Average housing prices have grown by 80 percent Canada-wide since their lows in the winter of 2009, and more than doubled in Vancouver and Toronto.

This is because housing prices in Canada have been driven higher largely by land appreciation; it is not uncommon in major cities for the structures built on land to comprise just a small sliver of the value of a property. For example, between 2007 and 2018 real estate in British Columbia doubled in value, appreciating by nearly $1 trillion in inflation-adjusted terms, the vast majority of that a result of higher land values.

Meanwhile, as real estate prices have exploded, between 2008 and 2017, the nominal median wage has gone up 22 percent Canada-wide and 20 percent in both Ontario and B.C. Adjusted for inflation this is considerably less than one percentage point per year in real growth.

In Alberta, it was recently reported that Cenovus, a Canadian integrated oil and natural gas company headquartered in Calgary, wants to help address the Indigenous housing crisis in northern Alberta.

The project aims to provide roughly 200 new homes as well as jobs and training opportunities to the indigenous sector of the area.

Cenovus is thus committing $10 million per year for five years to build much-needed new homes in six First Nations and Métis communities closest to its oil sands operations in northern Alberta, with the potential to extend the project to 10 years. The company “sees this initiative as an important way to contribute to reconciliation with Indigenous peoples.”

Not all of us have access to the charity of a multi-million dollar company, however. But the issue can be fixed for everyone in Canada with a few tools, and these two are probably the brightest:

To start, Canada would need to end exclusive zoning in cities.

Canada can carefully dismantle the system of exclusion that maintains a false scarcity of land and keeps significant portions of cities off-limits to renters and workers.

This includes suburbs and is an idea that urban planners and Canada’s developers are getting behind because unlike other parts of a city, suburbs are inflexible. Strict zoning means that, while urban areas can transform to serve new purposes as cities change, suburbs stay the same. The solution then is to de-zone the suburbs and allow the construction of townhomes and low-rise apartment buildings.

Next comes the direct provision of non-market housing.

The public sector should be an aggressive “builder of first resort” that embarks on a massive build-out of high-quality, democratic, non-market housing that the poor, working and middle classes can afford.

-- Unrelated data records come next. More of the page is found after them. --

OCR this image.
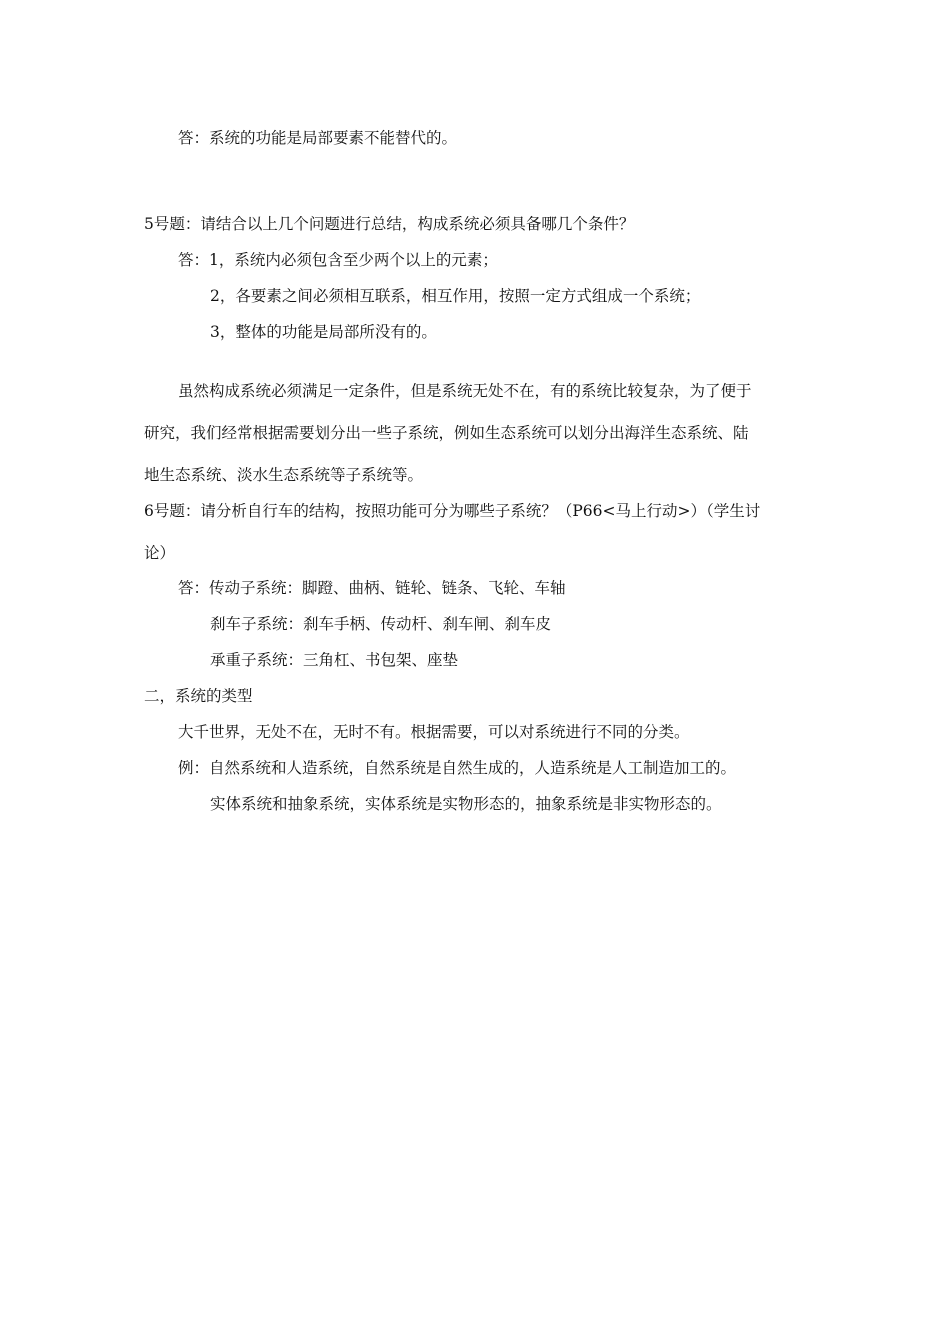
答：系统的功能是局部要素不能替代的。
5号题：请结合以上几个问题进行总结，构成系统必须具备哪几个条件？
答：1，系统内必须包含至少两个以上的元素；
2，各要素之间必须相互联系，相互作用，按照一定方式组成一个系统；
3，整体的功能是局部所没有的。
虽然构成系统必须满足一定条件，但是系统无处不在，有的系统比较复杂，为了便于
研究，我们经常根据需要划分出一些子系统，例如生态系统可以划分出海洋生态系统、陆
地生态系统、淡水生态系统等子系统等。
6号题：请分析自行车的结构，按照功能可分为哪些子系统？（P66<马上行动>）（学生讨
论）
答：传动子系统：脚蹬、曲柄、链轮、链条、飞轮、车轴
刹车子系统：刹车手柄、传动杆、刹车闸、刹车皮
承重子系统：三角杠、书包架、座垫
二，系统的类型
大千世界，无处不在，无时不有。根据需要，可以对系统进行不同的分类。
例：自然系统和人造系统，自然系统是自然生成的，人造系统是人工制造加工的。
实体系统和抽象系统，实体系统是实物形态的，抽象系统是非实物形态的。
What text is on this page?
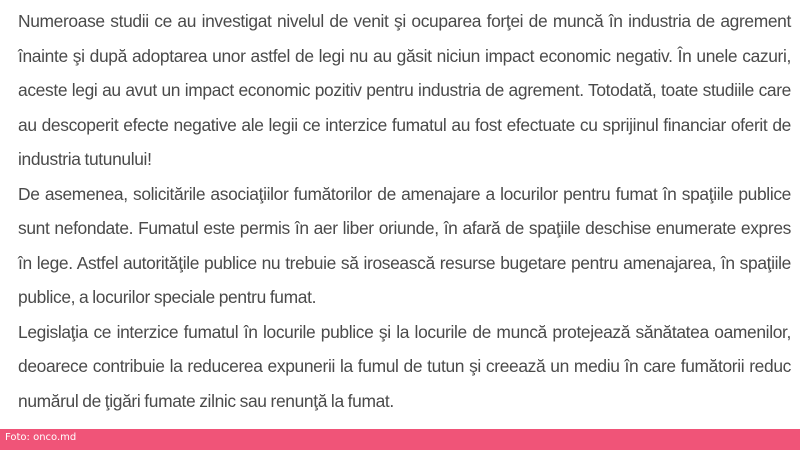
Numeroase studii ce au investigat nivelul de venit şi ocuparea forţei de muncă în industria de agrement înainte şi după adoptarea unor astfel de legi nu au găsit niciun impact economic negativ. În unele cazuri, aceste legi au avut un impact economic pozitiv pentru industria de agrement. Totodată, toate studiile care au descoperit efecte negative ale legii ce interzice fumatul au fost efectuate cu sprijinul financiar oferit de industria tutunului!

De asemenea, solicitările asociaţiilor fumătorilor de amenajare a locurilor pentru fumat în spaţiile publice sunt nefondate. Fumatul este permis în aer liber oriunde, în afară de spaţiile deschise enumerate expres în lege. Astfel autorităţile publice nu trebuie să irosească resurse bugetare pentru amenajarea, în spaţiile publice, a locurilor speciale pentru fumat.

Legislaţia ce interzice fumatul în locurile publice şi la locurile de muncă protejează sănătatea oamenilor, deoarece contribuie la reducerea expunerii la fumul de tutun şi creează un mediu în care fumătorii reduc numărul de ţigări fumate zilnic sau renunţă la fumat.

Foto: onco.md
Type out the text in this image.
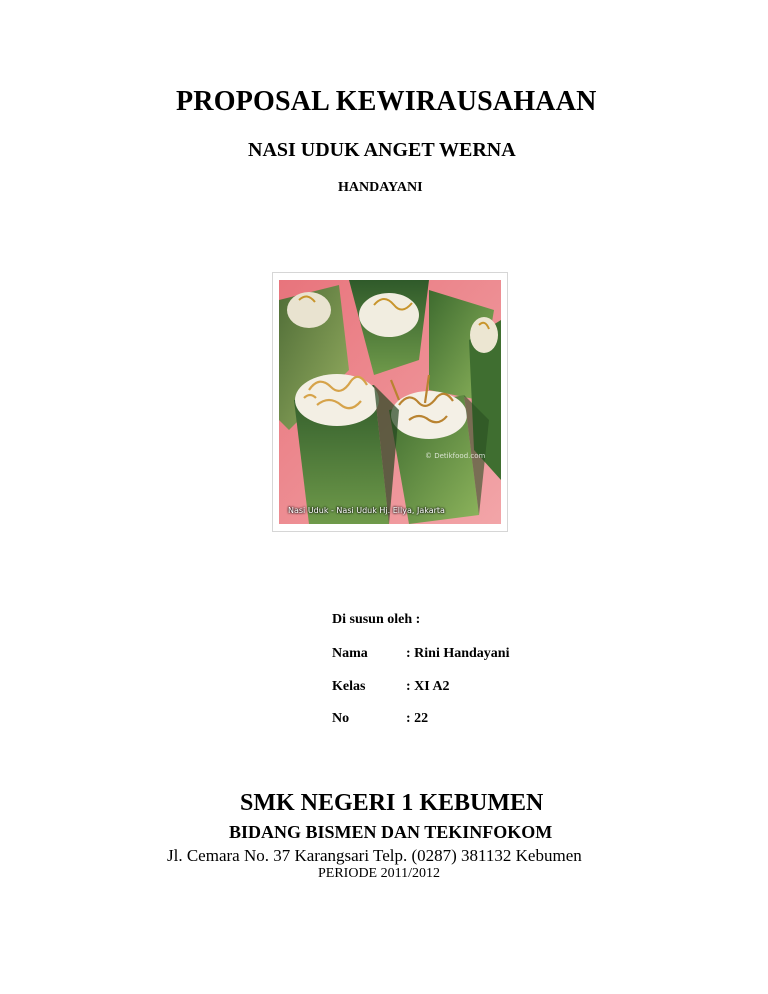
PROPOSAL KEWIRAUSAHAAN
NASI UDUK ANGET WERNA
HANDAYANI
© Detikfood.com
Nasi Uduk - Nasi Uduk Hj. Ellya, Jakarta
Di susun oleh :
Nama	: Rini Handayani
Kelas	: XI A2
No	: 22
SMK NEGERI 1 KEBUMEN
BIDANG BISMEN DAN TEKINFOKOM
Jl. Cemara No. 37 Karangsari Telp. (0287) 381132 Kebumen
PERIODE 2011/2012
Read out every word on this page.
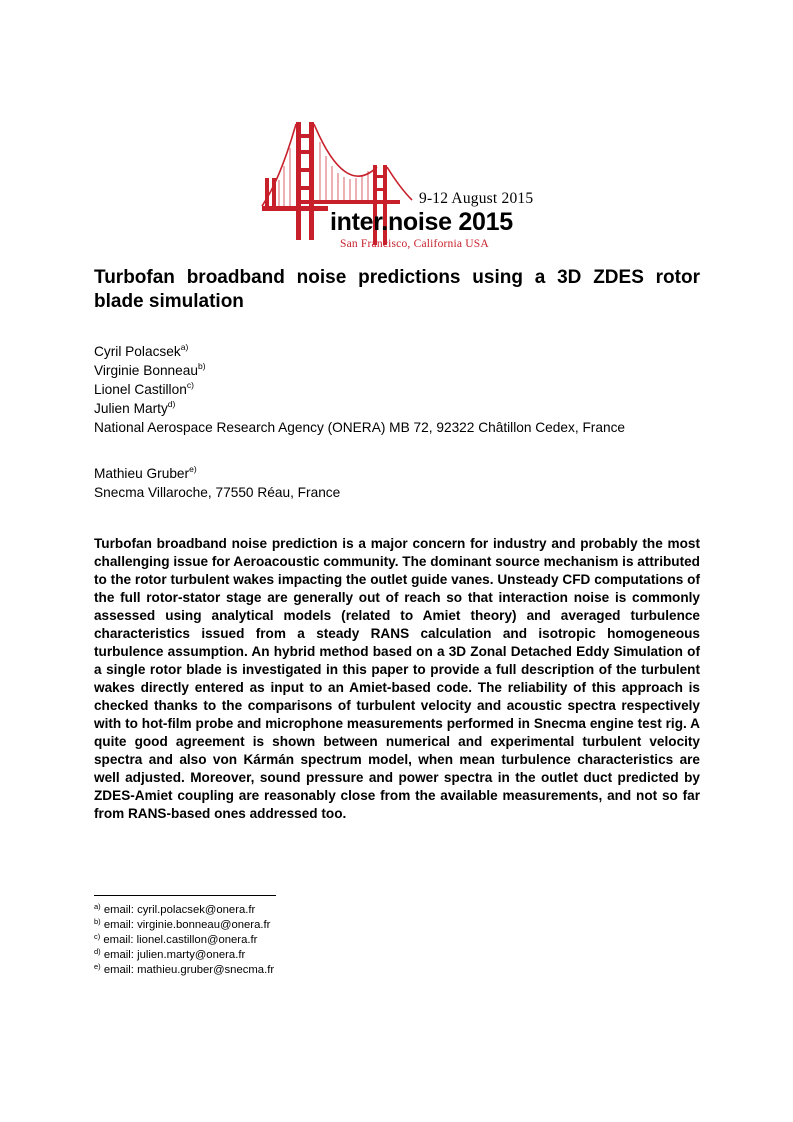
9-12 August 2015
inter.noise 2015
San Francisco, California USA
Turbofan broadband noise predictions using a 3D ZDES rotor blade simulation
Cyril Polacsek$^{a)}$
Virginie Bonneau$^{b)}$
Lionel Castillon$^{c)}$
Julien Marty$^{d)}$
National Aerospace Research Agency (ONERA) MB 72, 92322 Châtillon Cedex, France
Mathieu Gruber$^{e)}$
Snecma Villaroche, 77550 Réau, France

Turbofan broadband noise prediction is a major concern for industry and probably the most challenging issue for Aeroacoustic community. The dominant source mechanism is attributed to the rotor turbulent wakes impacting the outlet guide vanes. Unsteady CFD computations of the full rotor-stator stage are generally out of reach so that interaction noise is commonly assessed using analytical models (related to Amiet theory) and averaged turbulence characteristics issued from a steady RANS calculation and isotropic homogeneous turbulence assumption. An hybrid method based on a 3D Zonal Detached Eddy Simulation of a single rotor blade is investigated in this paper to provide a full description of the turbulent wakes directly entered as input to an Amiet-based code. The reliability of this approach is checked thanks to the comparisons of turbulent velocity and acoustic spectra respectively with to hot-film probe and microphone measurements performed in Snecma engine test rig. A quite good agreement is shown between numerical and experimental turbulent velocity spectra and also von Kármán spectrum model, when mean turbulence characteristics are well adjusted. Moreover, sound pressure and power spectra in the outlet duct predicted by ZDES-Amiet coupling are reasonably close from the available measurements, and not so far from RANS-based ones addressed too.

$^{a)}$ email: cyril.polacsek@onera.fr
$^{b)}$ email: virginie.bonneau@onera.fr
$^{c)}$ email: lionel.castillon@onera.fr
$^{d)}$ email: julien.marty@onera.fr
$^{e)}$ email: mathieu.gruber@snecma.fr
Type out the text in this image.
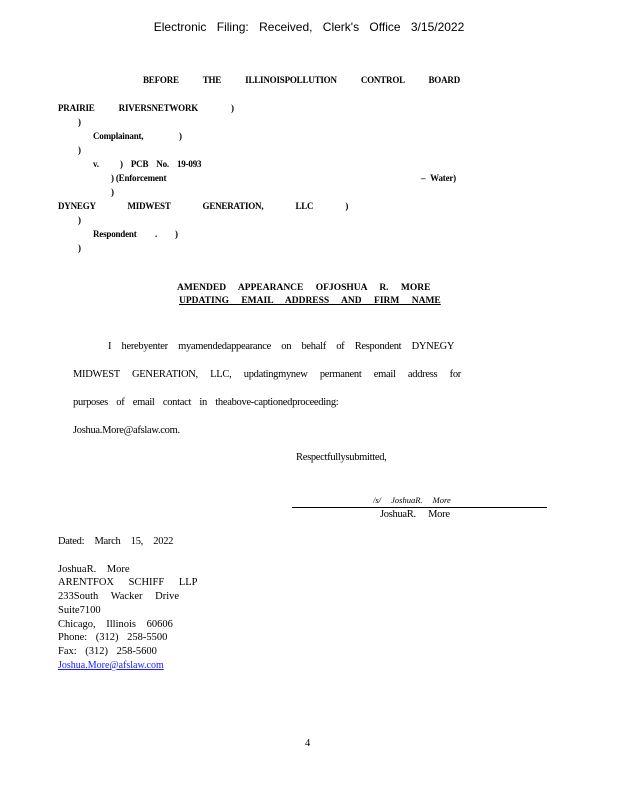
Electronic Filing: Received, Clerk's Office 3/15/2022
BEFORE THE ILLINOISPOLLUTION CONTROL BOARD
PRAIRIE RIVERSNETWORK	)
)
Complainant,	)
)
v. ) PCB No. 19-093
) (Enforcement	– Water)
)
DYNEGY MIDWEST GENERATION, LLC )
)
Respondent . )
)
AMENDED APPEARANCE OFJOSHUA R. MORE
UPDATING EMAIL ADDRESS AND FIRM NAME
I herebyenter myamendedappearance on behalf of Respondent DYNEGY
MIDWEST GENERATION, LLC, updatingmynew permanent email address for
purposes of email contact in theabove-captionedproceeding:
Joshua.More@afslaw.com.
Respectfullysubmitted,
/s/ JoshuaR. More
JoshuaR. More
Dated: March 15, 2022
JoshuaR. More
ARENTFOX SCHIFF LLP
233South Wacker Drive
Suite7100
Chicago, Illinois 60606
Phone: (312) 258-5500
Fax: (312) 258-5600
Joshua.More@afslaw.com
4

Direct publicly provided housing, private non-profit housing, co-ops, and community land trusts are all good options. Not only would a rapid build-out eliminate some of the current stigmas around social housing, but it would also directly challenge both the primacy of the market and the prices it currently sets. And it would pay for itself in the long run, courtesy of the joint magic of state-backed credit, existing public urban land, and cross-subsidization.

Part of what made homeownership affordable in Canada in the post-war boom years was the construction of large-scale community housing projects, financed by taxpayers.

If Canada wanted to, the country could also cut immigration levels to reduce population growth and allow the housing supply to catch up.